Saturday, June 11, 2016

Book Review - "The Queen's Vow: A Novel of Isabella of Castile" by C. W. Gortner

This was an engrossing and educational read about the reign of Isabella I of Castile, a bodacious female monarch who made her indelible mark on Spanish history. The timeline of the story stretched from 1464 (when she was 13 and an infante, 2nd in line to the throne) to 1492 (when she reached her 41st year).

Her early life before her coronation in 1474 was mostly spent as a captive in the Palace of Segovia, entrusted to the care of her half-brother King Enrique VI, whose consort gave birth to an alleged bastard daughter Joanna. King Enrique seemed to vacillate between allowing and disallowing this daughter to have a claim to the throne. Meanwhile Isabella’s full brother Alfonso decided to fight for his own right by rising up in arms against the King, but was subsequently poisoned to death. During all this tumult, Isabella met the love of her life, Fernando II of Aragon, who sowed in her the idea of a unified Spain, bringing Castile and Aragon under their joint rule. After many twists and turns, the lovers were married, and Isabella was crowned Queen of Castile in 1474 upon the death of King Enrique. She was portrayed in those budding years as cool-headed, witty, patient and above all, devoted to a fault to her Catholic faith.

Almost immediately after their wedding, Isabella, together with her husband and co-ruler, plunged into years of wars against neighboring Portugal (because Joanna sought Portugal’s help in trying to reclaim the Castilian throne) and against the Muslim Moors in Andalucia (because the Catholic monarchs vowed on unifying Spain under one single faith). All these wars ended in victory for the Spanish monarchs. It should be noted that Andalucia had become a refuge for many Jewish conversos, or New Christians, who had been coerced to convert to Catholic faith.

In 1483, on the persistent urge of the Dominican friar Tomas de Torquemada, Isabella and Fernando decided to establish a State Council for Inquisition to enforce Catholic orthodoxy and to persecute those conversos who continued to practice Judaism covertly. In 1492, the Spanish monarchs issued the Alhambra Decree ordering the expulsion of all Jews who refused to convert to the Catholic faith.

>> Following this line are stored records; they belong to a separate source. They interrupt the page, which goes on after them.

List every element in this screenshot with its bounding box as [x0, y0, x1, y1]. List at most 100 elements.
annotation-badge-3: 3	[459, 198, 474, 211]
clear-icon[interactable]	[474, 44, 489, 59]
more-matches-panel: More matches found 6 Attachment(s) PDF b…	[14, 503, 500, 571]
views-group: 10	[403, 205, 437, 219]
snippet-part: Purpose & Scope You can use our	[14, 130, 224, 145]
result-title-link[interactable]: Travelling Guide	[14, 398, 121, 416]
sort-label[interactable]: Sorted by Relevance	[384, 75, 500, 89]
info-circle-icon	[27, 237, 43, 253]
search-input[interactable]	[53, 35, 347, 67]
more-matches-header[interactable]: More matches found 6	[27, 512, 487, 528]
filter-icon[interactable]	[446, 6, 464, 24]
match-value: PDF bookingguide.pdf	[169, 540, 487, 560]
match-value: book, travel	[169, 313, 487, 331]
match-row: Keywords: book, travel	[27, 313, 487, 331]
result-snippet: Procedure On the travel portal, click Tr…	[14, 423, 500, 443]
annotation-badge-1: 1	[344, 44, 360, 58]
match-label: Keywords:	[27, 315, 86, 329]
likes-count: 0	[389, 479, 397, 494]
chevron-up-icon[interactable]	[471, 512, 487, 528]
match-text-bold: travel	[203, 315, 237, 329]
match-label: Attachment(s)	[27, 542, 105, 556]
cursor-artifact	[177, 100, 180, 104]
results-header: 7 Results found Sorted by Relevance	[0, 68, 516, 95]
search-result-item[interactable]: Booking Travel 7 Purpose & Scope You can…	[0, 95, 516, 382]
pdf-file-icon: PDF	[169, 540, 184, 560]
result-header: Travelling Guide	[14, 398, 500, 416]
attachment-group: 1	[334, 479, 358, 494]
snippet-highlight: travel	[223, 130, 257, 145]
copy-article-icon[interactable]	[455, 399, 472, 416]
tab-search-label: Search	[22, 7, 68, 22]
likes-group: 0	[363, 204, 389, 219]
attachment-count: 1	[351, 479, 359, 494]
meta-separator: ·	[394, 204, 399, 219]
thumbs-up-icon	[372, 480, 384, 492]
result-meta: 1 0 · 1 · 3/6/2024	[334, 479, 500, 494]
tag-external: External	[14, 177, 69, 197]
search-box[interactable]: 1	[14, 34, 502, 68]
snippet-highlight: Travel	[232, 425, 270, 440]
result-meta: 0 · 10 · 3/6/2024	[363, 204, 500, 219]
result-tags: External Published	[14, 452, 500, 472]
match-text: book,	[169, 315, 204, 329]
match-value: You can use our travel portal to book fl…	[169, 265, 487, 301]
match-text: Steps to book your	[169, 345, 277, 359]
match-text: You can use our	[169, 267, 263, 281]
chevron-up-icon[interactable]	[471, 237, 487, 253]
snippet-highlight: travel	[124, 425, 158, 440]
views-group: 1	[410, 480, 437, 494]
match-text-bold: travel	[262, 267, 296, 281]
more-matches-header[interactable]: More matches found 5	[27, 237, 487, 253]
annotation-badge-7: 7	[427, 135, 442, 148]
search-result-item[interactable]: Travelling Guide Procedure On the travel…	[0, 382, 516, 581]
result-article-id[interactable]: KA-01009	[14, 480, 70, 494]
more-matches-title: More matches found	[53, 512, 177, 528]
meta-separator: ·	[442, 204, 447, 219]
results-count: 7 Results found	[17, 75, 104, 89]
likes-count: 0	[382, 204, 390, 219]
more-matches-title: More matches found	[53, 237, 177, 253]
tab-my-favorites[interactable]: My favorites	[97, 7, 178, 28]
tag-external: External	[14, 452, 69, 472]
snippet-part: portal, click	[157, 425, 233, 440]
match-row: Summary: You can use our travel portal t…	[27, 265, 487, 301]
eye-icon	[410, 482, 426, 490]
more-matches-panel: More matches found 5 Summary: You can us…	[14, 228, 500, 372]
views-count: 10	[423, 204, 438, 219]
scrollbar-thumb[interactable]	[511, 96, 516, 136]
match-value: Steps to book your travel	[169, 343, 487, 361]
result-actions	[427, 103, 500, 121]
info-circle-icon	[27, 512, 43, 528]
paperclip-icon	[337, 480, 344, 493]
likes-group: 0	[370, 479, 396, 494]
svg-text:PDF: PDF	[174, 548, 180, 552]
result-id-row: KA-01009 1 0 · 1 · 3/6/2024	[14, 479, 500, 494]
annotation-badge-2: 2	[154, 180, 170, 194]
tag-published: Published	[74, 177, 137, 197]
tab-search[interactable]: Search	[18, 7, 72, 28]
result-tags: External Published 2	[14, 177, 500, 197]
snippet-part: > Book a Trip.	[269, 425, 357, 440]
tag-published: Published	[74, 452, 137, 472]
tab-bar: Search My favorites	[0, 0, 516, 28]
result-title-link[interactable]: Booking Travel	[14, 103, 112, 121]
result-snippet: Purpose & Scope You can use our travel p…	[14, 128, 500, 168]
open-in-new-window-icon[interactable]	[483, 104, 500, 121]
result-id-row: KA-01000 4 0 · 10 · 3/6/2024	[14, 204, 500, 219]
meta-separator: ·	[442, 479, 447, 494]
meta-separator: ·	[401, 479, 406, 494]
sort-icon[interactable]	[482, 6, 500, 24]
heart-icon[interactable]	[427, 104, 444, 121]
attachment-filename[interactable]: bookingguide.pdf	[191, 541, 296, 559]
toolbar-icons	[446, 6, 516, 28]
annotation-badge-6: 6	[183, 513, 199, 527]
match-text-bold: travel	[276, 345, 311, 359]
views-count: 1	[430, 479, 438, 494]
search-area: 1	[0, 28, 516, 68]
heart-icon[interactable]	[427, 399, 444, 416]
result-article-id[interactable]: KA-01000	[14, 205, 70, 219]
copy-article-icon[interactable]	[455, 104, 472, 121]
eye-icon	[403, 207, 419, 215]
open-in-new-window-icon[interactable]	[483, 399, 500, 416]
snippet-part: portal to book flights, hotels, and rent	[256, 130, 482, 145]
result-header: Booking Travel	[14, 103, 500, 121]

Whether the true underlying reason for the Inquisition and Expulsion was for financial gains from confiscating Jewish assets and property, or for quelling rising social discord between Catholics and Jews, or for the sake of political expediency, it remained a debate for historians. But it was an undeniable fact that Isabella, for all her humane and rational disposition, did put her signatures on those draconian and dogmatic edicts (whether or not under her husband’s influence), which led to massive sufferings and decimation of lives. True, though, she was not the first European monarch or the last to pursue an anti-Jewish policy.

In 1492, Isabella also agreed to finance Cristobal Colon's (Christopher Columbus') groundbreaking voyage to the New World.

In the “Afterword”, the author made this remark:

Isabella defied categorization with her heroism and contradictions; awesome in her resolve to forge a united nation, she was often misguided in her devotion to her faith, which gave rise to that infamous system of persecution known as the Spanish Inquisition.

It’s interesting to note that in Castile, a princess was allowed to succeed as the reigning monarch, whereas in Aragon, the Salic law prevailed to prohibit all royal females from inheriting the throne.

Gortner exhibits his talent in story-telling as well as his keen sense for cultural details in this riveting biographical historical novel. I’m giving it 4 full stars.